The famous "You are leaving the American Sector" sign is on display, along with remnants of the old border line and the wire used to block Eastern windows.

BdT Mauer Ausstellung in Berlin
Berlin recently set up an outdoor timeline of the Wall near the museumImage: AP

A personal mission

The museum began in 1962 in an apartment on Bernauer Strasse, a major street divided by the wall.

Rainer Hildebrandt, a human rights activist who had been imprisoned for criticizing the Nazis, saw the wall going up and "asked himself, what can I do about it?" said his wife, Alexandra. "He had a similar experience, struggling against inhumanity in the Nazi time."

Hildebrandt began helping rescuers who smuggled people into West Berlin. Many grateful East Germans then donated their tools for historical preservation, and Hildebrandt organized them into an exhibit "to show people the truth about the wall," said Alexandra Hildebrandt, now the museum's director.

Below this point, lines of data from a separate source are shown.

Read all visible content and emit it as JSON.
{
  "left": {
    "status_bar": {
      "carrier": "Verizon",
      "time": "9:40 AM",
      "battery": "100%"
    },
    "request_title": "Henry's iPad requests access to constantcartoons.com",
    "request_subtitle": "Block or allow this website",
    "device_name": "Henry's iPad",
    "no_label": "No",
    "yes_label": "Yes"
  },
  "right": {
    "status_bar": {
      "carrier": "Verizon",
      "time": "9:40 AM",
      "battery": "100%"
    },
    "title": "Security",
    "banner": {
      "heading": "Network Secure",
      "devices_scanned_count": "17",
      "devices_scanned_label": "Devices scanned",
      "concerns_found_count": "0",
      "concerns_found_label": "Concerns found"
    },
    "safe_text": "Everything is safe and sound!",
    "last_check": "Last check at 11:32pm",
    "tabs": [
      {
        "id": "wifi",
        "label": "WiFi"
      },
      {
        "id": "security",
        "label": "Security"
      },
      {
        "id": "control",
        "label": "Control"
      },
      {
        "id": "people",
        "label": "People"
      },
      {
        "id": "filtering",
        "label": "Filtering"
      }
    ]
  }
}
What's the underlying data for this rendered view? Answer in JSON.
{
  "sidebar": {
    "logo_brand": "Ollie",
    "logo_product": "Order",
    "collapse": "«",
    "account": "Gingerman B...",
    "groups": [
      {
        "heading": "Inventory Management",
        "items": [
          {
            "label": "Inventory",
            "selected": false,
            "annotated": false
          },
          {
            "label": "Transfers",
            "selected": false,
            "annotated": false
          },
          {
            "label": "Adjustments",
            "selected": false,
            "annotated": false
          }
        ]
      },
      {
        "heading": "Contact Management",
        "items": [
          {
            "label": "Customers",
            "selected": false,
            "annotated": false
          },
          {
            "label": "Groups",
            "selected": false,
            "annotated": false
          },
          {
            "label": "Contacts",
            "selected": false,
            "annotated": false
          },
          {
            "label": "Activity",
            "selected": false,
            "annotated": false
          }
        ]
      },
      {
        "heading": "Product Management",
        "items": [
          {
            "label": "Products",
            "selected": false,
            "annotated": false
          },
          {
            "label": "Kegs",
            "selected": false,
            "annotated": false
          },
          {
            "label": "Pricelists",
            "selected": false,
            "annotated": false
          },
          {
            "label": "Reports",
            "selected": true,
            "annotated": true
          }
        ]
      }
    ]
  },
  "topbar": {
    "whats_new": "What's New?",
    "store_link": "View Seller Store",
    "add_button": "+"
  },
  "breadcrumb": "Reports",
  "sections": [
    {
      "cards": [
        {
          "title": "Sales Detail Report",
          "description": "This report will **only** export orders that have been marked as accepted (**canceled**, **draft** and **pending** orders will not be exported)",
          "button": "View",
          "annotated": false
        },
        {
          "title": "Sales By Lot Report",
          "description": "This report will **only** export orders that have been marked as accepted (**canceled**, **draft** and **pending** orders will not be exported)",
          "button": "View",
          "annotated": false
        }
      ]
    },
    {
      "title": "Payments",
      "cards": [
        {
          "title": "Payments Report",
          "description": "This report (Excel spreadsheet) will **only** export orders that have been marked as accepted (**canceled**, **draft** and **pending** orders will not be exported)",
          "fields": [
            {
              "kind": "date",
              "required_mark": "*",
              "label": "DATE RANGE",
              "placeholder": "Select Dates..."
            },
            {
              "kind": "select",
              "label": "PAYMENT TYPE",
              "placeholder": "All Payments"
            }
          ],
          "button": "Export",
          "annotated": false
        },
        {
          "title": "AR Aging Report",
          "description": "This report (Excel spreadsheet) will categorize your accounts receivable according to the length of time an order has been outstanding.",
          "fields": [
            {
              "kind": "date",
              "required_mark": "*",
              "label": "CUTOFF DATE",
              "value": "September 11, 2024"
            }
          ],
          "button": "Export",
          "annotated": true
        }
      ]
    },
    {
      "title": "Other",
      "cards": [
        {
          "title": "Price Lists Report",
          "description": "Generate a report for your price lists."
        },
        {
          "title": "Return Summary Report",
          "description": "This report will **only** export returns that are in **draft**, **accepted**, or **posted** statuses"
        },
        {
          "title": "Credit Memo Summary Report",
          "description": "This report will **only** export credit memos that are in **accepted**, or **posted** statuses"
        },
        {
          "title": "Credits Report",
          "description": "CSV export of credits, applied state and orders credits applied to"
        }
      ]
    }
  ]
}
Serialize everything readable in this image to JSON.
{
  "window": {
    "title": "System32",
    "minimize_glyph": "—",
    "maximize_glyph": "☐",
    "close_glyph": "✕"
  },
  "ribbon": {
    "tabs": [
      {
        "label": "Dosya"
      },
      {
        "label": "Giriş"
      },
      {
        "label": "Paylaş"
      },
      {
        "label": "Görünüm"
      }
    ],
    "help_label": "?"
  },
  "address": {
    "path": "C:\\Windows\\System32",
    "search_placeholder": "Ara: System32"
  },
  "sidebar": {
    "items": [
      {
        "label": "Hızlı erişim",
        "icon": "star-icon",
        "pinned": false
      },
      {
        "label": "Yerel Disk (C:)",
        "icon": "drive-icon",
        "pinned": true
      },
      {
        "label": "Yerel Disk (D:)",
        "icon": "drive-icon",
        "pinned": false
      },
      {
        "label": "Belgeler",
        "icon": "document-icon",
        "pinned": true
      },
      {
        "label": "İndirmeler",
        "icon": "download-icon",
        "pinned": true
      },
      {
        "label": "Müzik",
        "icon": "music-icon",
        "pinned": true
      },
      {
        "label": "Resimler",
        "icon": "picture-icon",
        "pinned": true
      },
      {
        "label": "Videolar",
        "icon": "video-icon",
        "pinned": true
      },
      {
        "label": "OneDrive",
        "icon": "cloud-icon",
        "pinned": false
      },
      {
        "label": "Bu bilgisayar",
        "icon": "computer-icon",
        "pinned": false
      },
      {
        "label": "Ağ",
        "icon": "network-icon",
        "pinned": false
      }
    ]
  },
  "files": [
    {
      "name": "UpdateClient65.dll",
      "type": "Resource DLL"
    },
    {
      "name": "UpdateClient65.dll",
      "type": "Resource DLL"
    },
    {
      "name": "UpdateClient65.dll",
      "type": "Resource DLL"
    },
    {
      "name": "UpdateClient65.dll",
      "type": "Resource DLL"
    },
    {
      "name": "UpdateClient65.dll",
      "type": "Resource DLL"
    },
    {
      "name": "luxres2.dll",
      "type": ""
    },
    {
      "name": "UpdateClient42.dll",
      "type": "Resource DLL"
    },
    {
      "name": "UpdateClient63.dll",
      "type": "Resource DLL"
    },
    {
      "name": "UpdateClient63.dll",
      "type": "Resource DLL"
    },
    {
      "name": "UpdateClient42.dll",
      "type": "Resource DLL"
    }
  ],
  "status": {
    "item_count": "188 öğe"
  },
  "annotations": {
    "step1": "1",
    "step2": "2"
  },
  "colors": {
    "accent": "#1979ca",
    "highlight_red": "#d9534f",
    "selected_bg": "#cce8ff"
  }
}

A year later the museum opened next to the famous Checkpoint Charlie crossing, one of only three border crossings along the Berlin Wall.

It became a place of refugee for escapees and a historical documentation of what one East German general called "the best border security system in the world."

From an activist center to a tourist attraction

Hildebrandt died in 2004. Many of the exhibits are his originals, and his wife said there were no plans to modernize them.

About 800,000 people a year now visit the museum, which has broadened over the years with art depicting a divided Berlin and exhibits on world religions and non-violent protests.

Outside, a new exhibit set up by Berlin officials lays out a timeline of the Wall from its 1961 building to the demonstrations that ultimately forced guards to open the Wall in 1989.